Résumé de la décision
Dans l'affaire opposant les époux X... à la société des grandes brasseries et malteries de Champigneulles, la cour d'appel de Nancy a rendu un arrêt le 16 juin 1961, confirmant que les époux X... étaient tenus de respecter leur engagement contractuel de se fournir exclusivement auprès de la société de brasseries pour une durée de cinq ans. Malgré l'interruption de l'exécution du contrat par les époux X..., la cour a jugé que cette interruption était due à leur propre faute, justifiant ainsi l'imposition de l'exécution du contrat. Le pourvoi formé par les époux X... a été rejeté.
Arguments pertinents
1. Sur la validité de l'arrêt : Le premier moyen soulevé par les époux X... était que l'arrêt ne contenait pas les conclusions des parties ni les qualités, en violation des articles 141 et 142 anciens du Code de procédure civile. La cour a rejeté cet argument en précisant que l'instance d'appel avait été engagée après la suppression de l'exigence des qualités et que l'arrêt contenait l'objet de la demande et l'exposition des moyens des parties.
- Citation pertinente : "L'instance d'appel a été engagée le 10 avril 1959, postérieurement au 2 mars 1959, date d'application des dispositions qui ont supprimé l'exigence des qualités."
2. Sur l'exécution du contrat : Le deuxième moyen contestait la prolongation de l'exécution du contrat par la cour d'appel. Les époux X... soutenaient que la décision de prolonger l'exécution de quatre années était incohérente avec la durée initiale de cinq ans. La cour a statué que l'interruption était due à la faute des époux X..., qui n'avaient pas prouvé l'impossibilité d'exécuter le contrat.
- Citation pertinente : "La cour d'appel a, sans se contredire, légalement justifié sa décision."
3. Sur la résiliation du contrat : Le troisième moyen avançait que le contrat avait été résilié par la société des brasseries, ce que la cour a nié en affirmant qu'une renonciation ne se présume pas. La cour a également précisé que les époux X... avaient eux-mêmes invité la brasserie à retirer le matériel, ce qui contredisait leur prétention de résiliation.
- Citation pertinente : "La cour d'appel a répondu aux conclusions prétendument laissées sans réponse."
Interprétations et citations légales
1. Articles du Code de procédure civile : Les articles 141 et 142 anciens du Code de procédure civile, qui imposaient des exigences sur la forme des arrêts, ont été abrogés avant l'engagement de l'instance d'appel.

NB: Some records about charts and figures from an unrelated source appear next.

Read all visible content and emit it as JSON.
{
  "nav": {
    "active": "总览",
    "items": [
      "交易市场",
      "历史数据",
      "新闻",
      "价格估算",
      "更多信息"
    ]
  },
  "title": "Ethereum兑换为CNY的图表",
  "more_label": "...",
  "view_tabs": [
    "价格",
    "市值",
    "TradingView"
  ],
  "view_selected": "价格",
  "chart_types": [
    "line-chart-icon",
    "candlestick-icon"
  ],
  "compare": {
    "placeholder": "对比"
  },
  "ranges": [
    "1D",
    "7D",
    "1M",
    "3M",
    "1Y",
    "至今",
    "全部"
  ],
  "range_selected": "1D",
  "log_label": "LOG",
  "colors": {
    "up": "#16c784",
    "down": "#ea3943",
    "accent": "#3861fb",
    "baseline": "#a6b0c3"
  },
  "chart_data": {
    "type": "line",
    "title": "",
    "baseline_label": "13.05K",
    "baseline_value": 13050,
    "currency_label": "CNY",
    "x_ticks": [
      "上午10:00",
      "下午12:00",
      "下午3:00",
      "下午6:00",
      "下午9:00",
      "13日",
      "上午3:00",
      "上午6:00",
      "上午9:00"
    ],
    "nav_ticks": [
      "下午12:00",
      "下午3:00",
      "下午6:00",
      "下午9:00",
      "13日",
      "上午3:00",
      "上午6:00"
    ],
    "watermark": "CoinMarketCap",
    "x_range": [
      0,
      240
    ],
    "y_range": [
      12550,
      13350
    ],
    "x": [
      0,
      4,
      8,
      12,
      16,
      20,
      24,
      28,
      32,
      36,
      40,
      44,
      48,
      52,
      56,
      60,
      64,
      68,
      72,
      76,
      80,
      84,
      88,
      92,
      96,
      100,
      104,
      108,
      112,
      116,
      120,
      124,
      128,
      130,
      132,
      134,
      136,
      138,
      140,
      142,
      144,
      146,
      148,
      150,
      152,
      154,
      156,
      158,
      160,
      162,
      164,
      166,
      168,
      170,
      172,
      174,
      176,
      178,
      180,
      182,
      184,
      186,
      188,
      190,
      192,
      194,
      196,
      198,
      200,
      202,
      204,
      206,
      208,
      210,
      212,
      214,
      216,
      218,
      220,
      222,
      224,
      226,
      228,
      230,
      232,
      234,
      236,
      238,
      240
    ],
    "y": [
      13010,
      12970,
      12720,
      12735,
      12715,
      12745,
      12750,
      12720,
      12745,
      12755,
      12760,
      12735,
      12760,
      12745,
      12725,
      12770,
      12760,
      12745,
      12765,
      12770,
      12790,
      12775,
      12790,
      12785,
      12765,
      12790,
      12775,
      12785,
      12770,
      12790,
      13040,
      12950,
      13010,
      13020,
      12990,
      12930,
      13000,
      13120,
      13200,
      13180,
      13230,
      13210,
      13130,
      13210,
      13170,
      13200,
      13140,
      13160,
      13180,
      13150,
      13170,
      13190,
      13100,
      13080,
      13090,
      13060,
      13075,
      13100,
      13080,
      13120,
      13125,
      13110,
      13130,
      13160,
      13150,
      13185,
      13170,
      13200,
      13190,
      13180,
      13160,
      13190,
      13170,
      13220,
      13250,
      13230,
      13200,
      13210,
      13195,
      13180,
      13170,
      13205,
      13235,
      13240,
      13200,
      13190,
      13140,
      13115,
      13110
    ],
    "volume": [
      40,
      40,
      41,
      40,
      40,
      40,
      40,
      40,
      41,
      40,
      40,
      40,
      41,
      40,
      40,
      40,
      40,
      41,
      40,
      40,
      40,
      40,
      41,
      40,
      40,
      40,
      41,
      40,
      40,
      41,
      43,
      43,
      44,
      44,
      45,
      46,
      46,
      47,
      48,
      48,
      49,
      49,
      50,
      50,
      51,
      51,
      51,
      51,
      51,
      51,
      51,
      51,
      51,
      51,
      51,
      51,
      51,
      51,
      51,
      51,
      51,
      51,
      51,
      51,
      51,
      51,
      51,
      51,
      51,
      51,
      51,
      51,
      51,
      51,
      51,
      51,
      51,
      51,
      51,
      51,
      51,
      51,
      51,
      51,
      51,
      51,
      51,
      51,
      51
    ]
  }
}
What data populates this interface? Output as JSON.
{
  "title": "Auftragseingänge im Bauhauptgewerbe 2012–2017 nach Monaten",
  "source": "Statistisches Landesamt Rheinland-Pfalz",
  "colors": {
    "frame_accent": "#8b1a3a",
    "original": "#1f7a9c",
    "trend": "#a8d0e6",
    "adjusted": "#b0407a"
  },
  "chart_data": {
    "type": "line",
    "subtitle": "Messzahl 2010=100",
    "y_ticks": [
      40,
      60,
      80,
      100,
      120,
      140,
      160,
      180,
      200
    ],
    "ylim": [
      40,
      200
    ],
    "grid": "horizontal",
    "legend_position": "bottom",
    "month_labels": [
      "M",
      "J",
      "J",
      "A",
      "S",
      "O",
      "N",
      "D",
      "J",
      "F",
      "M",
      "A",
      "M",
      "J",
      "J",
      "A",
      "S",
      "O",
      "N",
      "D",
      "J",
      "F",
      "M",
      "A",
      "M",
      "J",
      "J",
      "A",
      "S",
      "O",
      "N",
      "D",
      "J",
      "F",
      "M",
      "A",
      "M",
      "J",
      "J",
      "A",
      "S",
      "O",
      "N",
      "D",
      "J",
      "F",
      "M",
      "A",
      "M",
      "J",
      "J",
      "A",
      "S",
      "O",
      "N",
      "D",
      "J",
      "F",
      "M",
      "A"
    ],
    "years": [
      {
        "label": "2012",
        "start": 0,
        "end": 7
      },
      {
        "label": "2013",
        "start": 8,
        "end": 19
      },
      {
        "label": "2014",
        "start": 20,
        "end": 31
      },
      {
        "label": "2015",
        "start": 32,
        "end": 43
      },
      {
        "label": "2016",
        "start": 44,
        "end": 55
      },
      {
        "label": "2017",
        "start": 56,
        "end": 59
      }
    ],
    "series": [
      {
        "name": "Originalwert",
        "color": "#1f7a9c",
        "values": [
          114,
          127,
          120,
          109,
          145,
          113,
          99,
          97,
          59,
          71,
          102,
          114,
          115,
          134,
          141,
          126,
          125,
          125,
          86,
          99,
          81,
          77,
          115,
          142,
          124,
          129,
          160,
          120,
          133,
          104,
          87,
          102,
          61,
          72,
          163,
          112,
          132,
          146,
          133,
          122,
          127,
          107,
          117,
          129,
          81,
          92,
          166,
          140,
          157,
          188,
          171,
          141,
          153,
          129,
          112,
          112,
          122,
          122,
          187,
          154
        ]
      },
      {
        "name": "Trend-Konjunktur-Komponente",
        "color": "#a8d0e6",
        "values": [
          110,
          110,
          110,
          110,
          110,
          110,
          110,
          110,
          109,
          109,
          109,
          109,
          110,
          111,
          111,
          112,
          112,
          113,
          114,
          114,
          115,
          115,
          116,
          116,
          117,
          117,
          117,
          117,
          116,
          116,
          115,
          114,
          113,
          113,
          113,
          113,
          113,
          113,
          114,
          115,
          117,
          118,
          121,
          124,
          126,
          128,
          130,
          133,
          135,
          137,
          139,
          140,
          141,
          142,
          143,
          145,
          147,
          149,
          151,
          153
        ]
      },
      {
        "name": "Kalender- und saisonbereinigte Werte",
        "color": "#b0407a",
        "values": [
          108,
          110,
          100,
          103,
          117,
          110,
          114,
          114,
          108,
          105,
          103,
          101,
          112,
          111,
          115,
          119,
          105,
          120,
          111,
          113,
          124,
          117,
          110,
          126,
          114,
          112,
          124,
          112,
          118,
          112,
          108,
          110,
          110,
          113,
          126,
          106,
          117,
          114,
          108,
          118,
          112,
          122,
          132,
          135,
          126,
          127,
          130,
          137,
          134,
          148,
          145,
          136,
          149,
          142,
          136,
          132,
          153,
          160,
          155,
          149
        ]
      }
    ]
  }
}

Cela a permis à la cour d'écarter les critiques sur la forme de l'arrêt.
- Code de procédure civile - Article 141 : "Les arrêts doivent contenir les noms et qualités des parties."
- Code de procédure civile - Article 142 : "Les arrêts doivent contenir les conclusions des parties."
2. Contrat et obligation de faire : La cour a rappelé que l'engagement des époux X... était valable pour une durée de cinq ans et que leur propre faute justifiait l'exécution du contrat. L'article 1134 du Code civil stipule que les contrats doivent être exécutés de bonne foi.
- Code civil - Article 1134 : "Les contrats doivent être exécutés de bonne foi."
3. Renonciation et novation : La cour a précisé que la novation, qui aurait pu mettre fin à l'obligation de se fournir exclusivement auprès de la brasserie, n'était pas prouvée par les époux X..., qui n'ont pas démontré l'existence d'un nouveau contrat remplaçant le précédent.
- Code civil - Article 1271 : "La novation est l'acte par lequel une obligation est éteinte par une nouvelle obligation."
En conclusion, la décision de la cour d'appel de Nancy a été fondée sur une interprétation rigoureuse des obligations contractuelles et des éléments de preuve présentés, rejetant les arguments des époux X... sur la forme et le fond.